Two sisters, Rita and Chhobi, single, shut themselves in their apartment after their father’s death. The only third person is their pet dog Lucy. But Lucy also dies and a series of misadventures follow these two deaths. This leads to the two women shutting themselves up within the four walls of their home. It is a different home where one of the walls develops a crack and a sapling begins to grow within the crack, grows into a tree with branches and spreads across the apartment. Birds come and sit on the branches and this turns into a different kind of world and space for Rita and Chhobi portrayed by Ananya Chatterjee, a National award-winning actress and Tannishtha Chatterjee, who also has won awards for her acting. Kulbhushan Kharbanda plays the father of the two women.

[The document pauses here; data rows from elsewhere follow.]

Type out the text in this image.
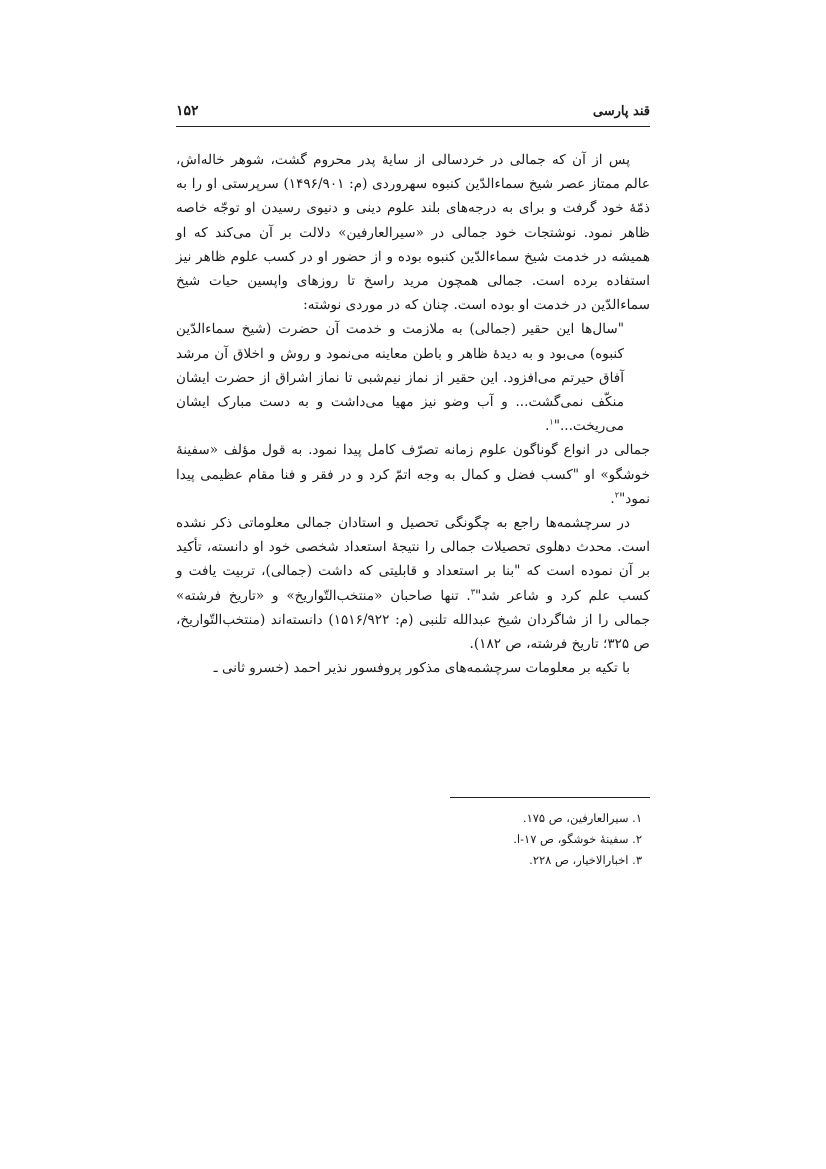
قند پارسی
۱۵۲

پس از آن که جمالی در خردسالی از سایۀ پدر محروم گشت، شوهر خاله‌اش، عالم ممتاز عصر شیخ سماءالدّین کنبوه سهروردی (م: ۱۴۹۶/۹۰۱) سرپرستی او را به ذمّۀ خود گرفت و برای به درجه‌های بلند علوم دینی و دنیوی رسیدن او توجّه خاصه ظاهر نمود. نوشتجات خود جمالی در «سیرالعارفین» دلالت بر آن می‌کند که او همیشه در خدمت شیخ سماءالدّین کنبوه بوده و از حضور او در کسب علوم ظاهر نیز استفاده برده است. جمالی همچون مرید راسخ تا روزهای واپسین حیات شیخ سماءالدّین در خدمت او بوده است. چنان که در موردی نوشته:

"سال‌ها این حقیر (جمالی) به ملازمت و خدمت آن حضرت (شیخ سماءالدّین کنبوه) می‌بود و به دیدۀ ظاهر و باطن معاینه می‌نمود و روش و اخلاق آن مرشد آفاق حیرتم می‌افزود. این حقیر از نماز نیم‌شبی تا نماز اشراق از حضرت ایشان منکّف نمی‌گشت... و آب وضو نیز مهیا می‌داشت و به دست مبارک ایشان می‌ریخت..."$^۱$.

جمالی در انواع گوناگون علوم زمانه تصرّف کامل پیدا نمود. به قول مؤلف «سفینۀ خوشگو» او "کسب فضل و کمال به وجه اتمّ کرد و در فقر و فنا مقام عظیمی پیدا نمود"$^۲$.

در سرچشمه‌ها راجع به چگونگی تحصیل و استادان جمالی معلوماتی ذکر نشده است. محدث دهلوی تحصیلات جمالی را نتیجۀ استعداد شخصی خود او دانسته، تأکید بر آن نموده است که "بنا بر استعداد و قابلیتی که داشت (جمالی)، تربیت یافت و کسب علم کرد و شاعر شد"$^۳$. تنها صاحبان «منتخب‌التّواریخ» و «تاریخ فرشته» جمالی را از شاگردان شیخ عبدالله تلنبی (م: ۱۵۱۶/۹۲۲) دانسته‌اند (منتخب‌التّواریخ، ص ۳۲۵؛ تاریخ فرشته، ص ۱۸۲).

با تکیه بر معلومات سرچشمه‌های مذکور پروفسور نذیر احمد (خسرو ثانی ـ

۱. سیرالعارفین، ص ۱۷۵.
۲. سفینۀ خوشگو، ص ۱۷-ا.
۳. اخبارالاخیار، ص ۲۲۸.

There is another character named Bunty, a young boy in the neighbourhood, who constantly teases the two women making their lives miserable. But he is also the only one who notices that they have suddenly become invisible while the rest of the world is just not bothered. He tries to poke them, make them angry like earlier but fails. His innovative attempts to make the sisters react continues, now without his friends’ support till the end. So ironically, Bunty becomes the only bridge for the two women to the outside world.

“The shell in which the sisters shut themselves slowly becomes a new space, enchanting and dynamic. Their life begins to open up and the limited, defined space of the two-bedroom flat is transformed into an unbounded, ever-changing world with many a story emanating from it. Rita and Chhoti, for the first time, talk about things they have consciously avoided before. The shell in which the sisters shut themselves up slowly becomes a new space, enchanting and dynamic,” Sohini elaborates.

Sohini has enriched the film with generous doses of fantasy and surrealism, presenting a real-life tragedy as a different journey into inner spaces of life, so different from the lives the two sisters led when their father was alive. They wrap themselves in Nature — the tree, its branches, the flowers blooming in it and birds flying in to sit on the branches, savouring the beauty of Nature for the first time in their lives.

Chhoti Moti Baatein, the only Indian film in the competitive section of the 20th Kolkata International Film Festival, is in a linear narrative. The treatment changes once the sisters finally shut themselves down. Slowly, elements of surrealism creep in. Sohini Dasgupta is overwhelmed by the reality of having two men, Dilip Chowdhury and Manoj Agarwal of Ganpati Entertainment, who agreed to produce her film. “They liked my concept, probably understood that I am not there to sell them a project with a bundle of lies but truly want to make a good cinema and finally produced my film,” she sums up.